Hall adjusts, nodding again. He goes through the rep a few more times, getting better each time.

“Do you ever think about coaching?” Hall asks, setting up again but letting the puck hit too far up his blocker and bounce high.

“No. Maybe some day.”

“You should think about it. My college coach has been talking about puck placement off the blocker for four years, and I’ve learned it better from you in three weeks.”

I swallow and shoot again. I know he means it as a compliment—and he’s probably right that coaching would be a good fit for me one day—but I’m not ready for that yet. I don’t want that. I don’t want my only influence to be on the bench.

I want to be on the ice.

Hall tries the deflection angle again, and this time, he gets it cleanly—low and wide, directly to the half-wall.

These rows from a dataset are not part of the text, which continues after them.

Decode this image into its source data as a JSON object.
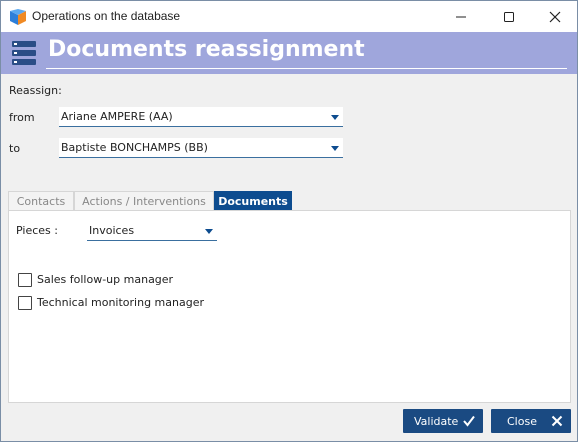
{
  "window": {
    "title": "Operations on the database",
    "controls": [
      "minimize-icon",
      "maximize-icon",
      "close-icon"
    ]
  },
  "header": {
    "title": "Documents reassignment",
    "icon": "database-icon",
    "background": "#9fa6dc"
  },
  "form": {
    "section_label": "Reassign:",
    "from_label": "from",
    "from_value": "Ariane AMPERE (AA)",
    "to_label": "to",
    "to_value": "Baptiste BONCHAMPS (BB)"
  },
  "tabs": [
    {
      "label": "Contacts",
      "active": false
    },
    {
      "label": "Actions / Interventions",
      "active": false
    },
    {
      "label": "Documents",
      "active": true
    }
  ],
  "documents": {
    "pieces_label": "Pieces :",
    "pieces_value": "Invoices",
    "checkboxes": [
      {
        "label": "Sales follow-up manager",
        "checked": false
      },
      {
        "label": "Technical monitoring manager",
        "checked": false
      }
    ]
  },
  "buttons": {
    "validate_label": "Validate",
    "close_label": "Close"
  },
  "colors": {
    "accent": "#0d4c8f",
    "button": "#1a4a82",
    "header": "#9fa6dc"
  }
}
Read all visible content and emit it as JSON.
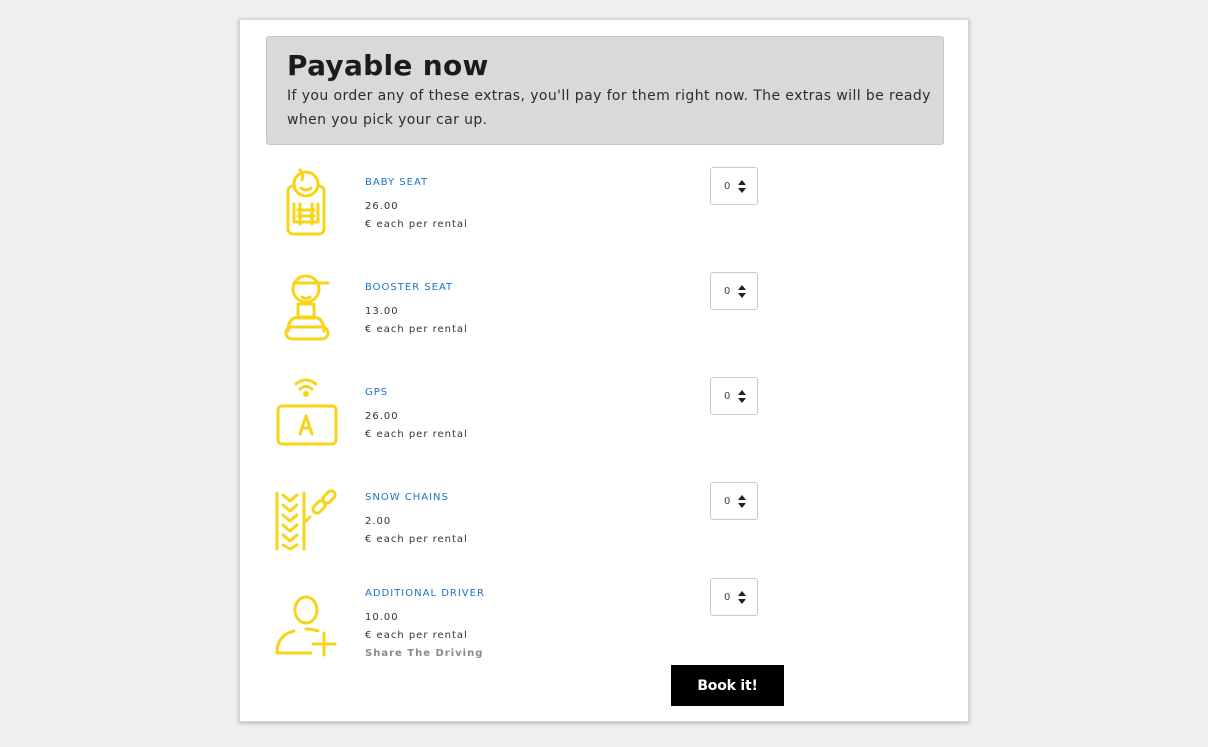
{
  "header": {
    "title": "Payable now",
    "description": "If you order any of these extras, you'll pay for them right now. The extras will be ready when you pick your car up."
  },
  "colors": {
    "icon": "#f7d417",
    "link": "#1a73c8",
    "header_bg": "#d8d9da",
    "button_bg": "#000000"
  },
  "extras": [
    {
      "name": "BABY SEAT",
      "price": "26.00",
      "unit": "€ each per rental",
      "subtitle": "",
      "quantity": "0",
      "icon": "baby-seat-icon"
    },
    {
      "name": "BOOSTER SEAT",
      "price": "13.00",
      "unit": "€ each per rental",
      "subtitle": "",
      "quantity": "0",
      "icon": "booster-seat-icon"
    },
    {
      "name": "GPS",
      "price": "26.00",
      "unit": "€ each per rental",
      "subtitle": "",
      "quantity": "0",
      "icon": "gps-icon"
    },
    {
      "name": "SNOW CHAINS",
      "price": "2.00",
      "unit": "€ each per rental",
      "subtitle": "",
      "quantity": "0",
      "icon": "snow-chains-icon"
    },
    {
      "name": "ADDITIONAL DRIVER",
      "price": "10.00",
      "unit": "€ each per rental",
      "subtitle": "Share The Driving",
      "quantity": "0",
      "icon": "additional-driver-icon"
    }
  ],
  "actions": {
    "book_label": "Book it!"
  }
}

“That was a beaut,” I say.

“Great rebound control,” Trevor says from the bench at center ice. “Nicely done, Hall. Good discipline on the angle.”

I could almost hang my head and sigh.

Of course they come in after I’ve finished working with him and not when I was the one in the crease.

Here I am, holding the door open for him …

I drop my shoulders and lift my head.

And I’m not going to stop.

I think about the windmill save yesterday. The cheers. The way I’ve smiled behind my mask more in the last few days than I have in years.

Mentally, I leave the door propped open for Hall, for Griggs, for anyone who wants in.

But I don’t care how tired and worn out I am.

That door is open for me, too.

I came to play.

Hard.

And hard, it is.

Otto and Trevor split the group into two scrimmage squads and push us through a relentless circuit. They have us run puck transition drills with live pressure and alternating 3-on-2 breakouts, followed by goalie rotation every ten minutes with rapid-fire shots from both wings.

And by mid-morning, I’m exhausted.

“There’s a reason veterans don’t go to training camps,” I mutter to myself at the water cooler.

But Otto chuckles right behind me. “Correct. Seasoned players do better to conserve their strength at the beginning of the season.”

This is the first time Otto has said more than a couple of words to me since camp started. My throat constricts, but I refuse to let my nerves choke the words out of me.

“How do you feel about Hall?” he asks.